Les agents décident alors d'aller acheter des pics, des pelles, des cagoules, des gants, des tuques. Or, ils n'avaient pas assisté à l'entretien entre Perreault et le patron. Théoriquement, ils ne devaient donc pas savoir de quel matériel ils allaient avoir besoin. Si près du but, Perreault semble alors avoir deviné qu'il fraye avec des policiers undercover. Il est moins bavard que d'habitude, songeur et peu disposé à les aider. Il se rendent quand même sur la Rive-Sud avec eux mais est flou, indéçis et ils ne trouveront jamais le lieu du "nettoyage" en question. Il cesse de collaborer et envoie même chier ceux qu'il admirait quelques instants plus tôt.
La filature est bousillée, ce sera le dernier contact entre les agents d'infiltration de la police et Alain Perreault.
La confession de Perreault est sur vidéo prise à même l'Hôtel où il a rencontré "Pete".
Perreault a prétendu depuis le début du procès qu'il a fait les aveux sous la pression, que c'était un mensonge pour paraitre cool auprès de l'organisation et gagner ses galons.
Le corps de Lyne Massicotte, apparemment laissé en bordure du fleuve Saint-Laurent sur un terrain d'Hydro-Québec, n'a jamais été retrouvé.

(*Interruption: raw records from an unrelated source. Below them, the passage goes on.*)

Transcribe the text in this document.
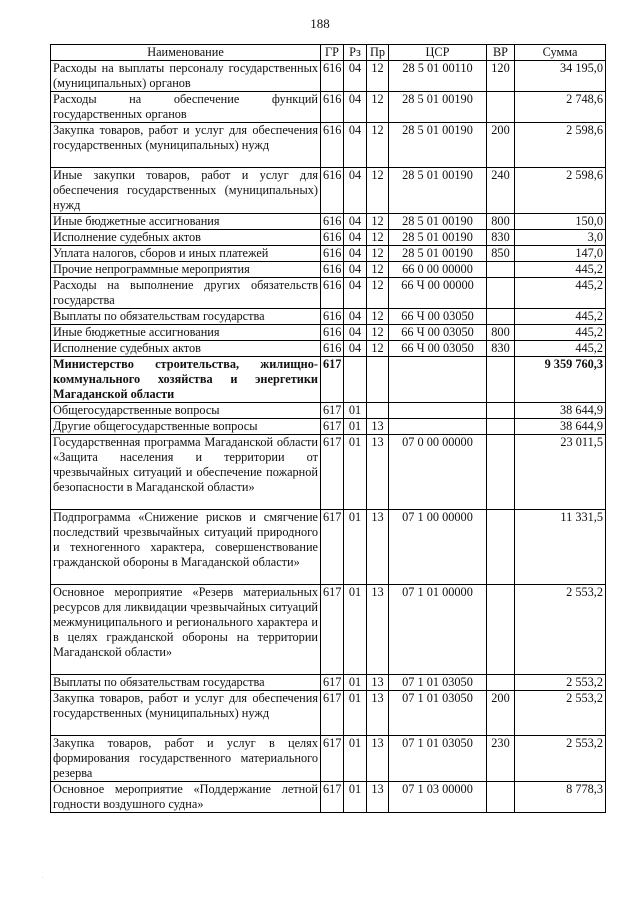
188
Наименование	ГР	Рз	Пр	ЦСР	ВР	Сумма
Расходы на выплаты персоналу государственных (муниципальных) органов	616	04	12	28 5 01 00110	120	34 195,0
Расходы на обеспечение функций государственных органов	616	04	12	28 5 01 00190		2 748,6
Закупка товаров, работ и услуг для обеспечения государственных (муниципальных) нужд	616	04	12	28 5 01 00190	200	2 598,6
Иные закупки товаров, работ и услуг для обеспечения государственных (муниципальных) нужд	616	04	12	28 5 01 00190	240	2 598,6
Иные бюджетные ассигнования	616	04	12	28 5 01 00190	800	150,0
Исполнение судебных актов	616	04	12	28 5 01 00190	830	3,0
Уплата налогов, сборов и иных платежей	616	04	12	28 5 01 00190	850	147,0
Прочие непрограммные мероприятия	616	04	12	66 0 00 00000		445,2
Расходы на выполнение других обязательств государства	616	04	12	66 Ч 00 00000		445,2
Выплаты по обязательствам государства	616	04	12	66 Ч 00 03050		445,2
Иные бюджетные ассигнования	616	04	12	66 Ч 00 03050	800	445,2
Исполнение судебных актов	616	04	12	66 Ч 00 03050	830	445,2
Министерство строительства, жилищно-коммунального хозяйства и энергетики Магаданской области	617					9 359 760,3
Общегосударственные вопросы	617	01				38 644,9
Другие общегосударственные вопросы	617	01	13			38 644,9
Государственная программа Магаданской области «Защита населения и территории от чрезвычайных ситуаций и обеспечение пожарной безопасности в Магаданской области»	617	01	13	07 0 00 00000		23 011,5
Подпрограмма «Снижение рисков и смягчение последствий чрезвычайных ситуаций природного и техногенного характера, совершенствование гражданской обороны в Магаданской области»	617	01	13	07 1 00 00000		11 331,5
Основное мероприятие «Резерв материальных ресурсов для ликвидации чрезвычайных ситуаций межмуниципального и регионального характера и в целях гражданской обороны на территории Магаданской области»	617	01	13	07 1 01 00000		2 553,2
Выплаты по обязательствам государства	617	01	13	07 1 01 03050		2 553,2
Закупка товаров, работ и услуг для обеспечения государственных (муниципальных) нужд	617	01	13	07 1 01 03050	200	2 553,2
Закупка товаров, работ и услуг в целях формирования государственного материального резерва	617	01	13	07 1 01 03050	230	2 553,2
Основное мероприятие «Поддержание летной годности воздушного судна»	617	01	13	07 1 03 00000		8 778,3
·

Pas que je veuille défendre l'étrange Alain Perreault. Lyne Massicotte n'a jamais été revue depuis le jour où ils se sont rencontrés tous les deux.
Ça sent le roussi c'est sur.
Mais j'ai toujours quand même cru qu'il fallait avoir un cadavre pour parler de meurtre.
Cette opération digne d'un film devait être extrêmement difficile pour les agents impliqués.
Un film qui a trouvé une fin "heureuse" vendredi dernier.